Меня немного обижает тон Ромы. В горле скапливается тяжесть горечи. Отворачиваюсь к окну.
— Кому ерунда, а кому помощь и шанс все исправить, — тихо произношу я. — Ошибаться — это нормально, Ром. Как и помогать тем, кто ошибся. Он был напуган и сожалел о своем поступке. Ты мог отказать мне, если моя просьба помочь показалась тебе ерундой.
На короткое мгновение повисает молчание.
— Не мог, — сухо подытоживает Корнеев. — И ты прекрасно знаешь об этом, Алис.
Сжимаю челюсти, прекрасно понимая, к чему он клонит. Ну классно. Ко всем моим тараканам добавляется еще чувство вины за то, что я использую парня, которому нравлюсь и который из-за этого не может мне в чем-то отказать.
— Ром… я попросила тебя как друга. Без какого-либо умысла.

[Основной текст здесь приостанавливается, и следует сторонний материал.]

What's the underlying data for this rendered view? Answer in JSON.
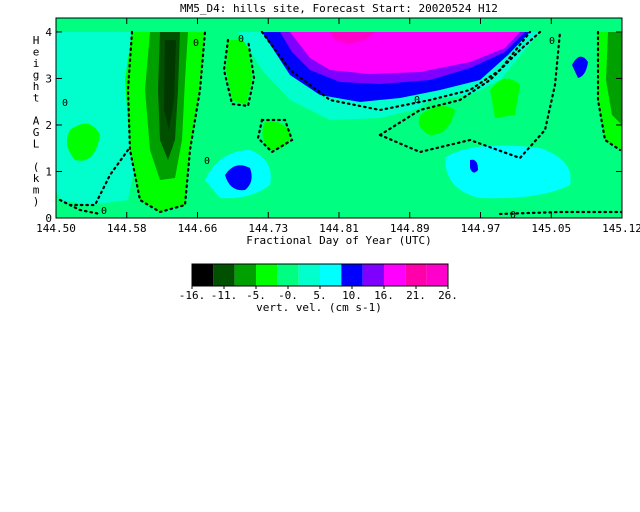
{
  "chart_data": {
    "type": "heatmap",
    "title": "MM5_D4: hills site,  Forecast Start: 20020524 H12",
    "xlabel": "Fractional Day of Year (UTC)",
    "ylabel": "Height AGL (km)",
    "x_ticks": [
      "144.50",
      "144.58",
      "144.66",
      "144.73",
      "144.81",
      "144.89",
      "144.97",
      "145.05",
      "145.12"
    ],
    "y_ticks": [
      "0",
      "1",
      "2",
      "3",
      "4"
    ],
    "xlim": [
      144.5,
      145.12
    ],
    "ylim": [
      0,
      4.3
    ],
    "contour_labels": [
      "0"
    ],
    "colorbar": {
      "label": "vert. vel. (cm s-1)",
      "tick_labels": [
        "-16.",
        "-11.",
        "-5.",
        "-0.",
        "5.",
        "10.",
        "16.",
        "21.",
        "26."
      ],
      "colors": [
        "#000000",
        "#005000",
        "#00a000",
        "#00ff00",
        "#00ff80",
        "#00ffcc",
        "#00ffff",
        "#0000ff",
        "#8000ff",
        "#ff00ff",
        "#ff00aa",
        "#ff00cc"
      ],
      "range": [
        -16,
        26
      ]
    },
    "features": [
      {
        "x": 144.62,
        "y": 2.8,
        "value": -16
      },
      {
        "x": 144.62,
        "y": 1.6,
        "value": -11
      },
      {
        "x": 144.58,
        "y": 1.2,
        "value": -3
      },
      {
        "x": 144.7,
        "y": 0.9,
        "value": 12
      },
      {
        "x": 144.86,
        "y": 4.0,
        "value": 24
      },
      {
        "x": 144.96,
        "y": 1.0,
        "value": 12
      },
      {
        "x": 145.07,
        "y": 3.4,
        "value": 11
      },
      {
        "x": 145.11,
        "y": 3.5,
        "value": -14
      }
    ]
  }
}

Исподтишка смотрю на него. Его челюсти напряжены, а взгляд намертво прикован к дороге.
— А я помог тебе как девушке, которая мне нравится. И очень давно.
У меня аж в груди все спирает. Ну вот зачем он по новой и прямо в лоб? Он у меня уже болит, как и сердце, от отказов, которые я каждый раз даю этому парню.
Ерзаю на сиденье. Поправляю волосы, но с ответом так и не нахожусь.
Нет, все. Нужно действительно завязывать просить его о помощи. Ничего хорошего в итоге не выйдет. Только больно ему сделаю, да и себе тоже. Обижать Рому совсем не хочется. Мне он нравится, правда нравится, но как друг. Не более.
Остаток дороги мы проводим в тишине. Если его не смущает паренек на заднем сиденье, боюсь, в обратную сторону откровений от Ромы может быть еще больше. Видимо, тот вечер у Лены дома опять что-то переклинил у него в мозгу. Но я лишь была вежлива, только и всего. Но мою вежливость в очередной раз восприняли как-то по-своему.
Машина сворачивает на грунтовую дорогу, и я немного оживляюсь.
На горизонте через ветви деревьев пробиваются первые лучи рассвета. Щурюсь. Машина у Ромы с низкой посадкой. Он старается ехать аккуратно, но все равно изредка цепляет днищем ямы. А я каждый раз закусываю до боли губу.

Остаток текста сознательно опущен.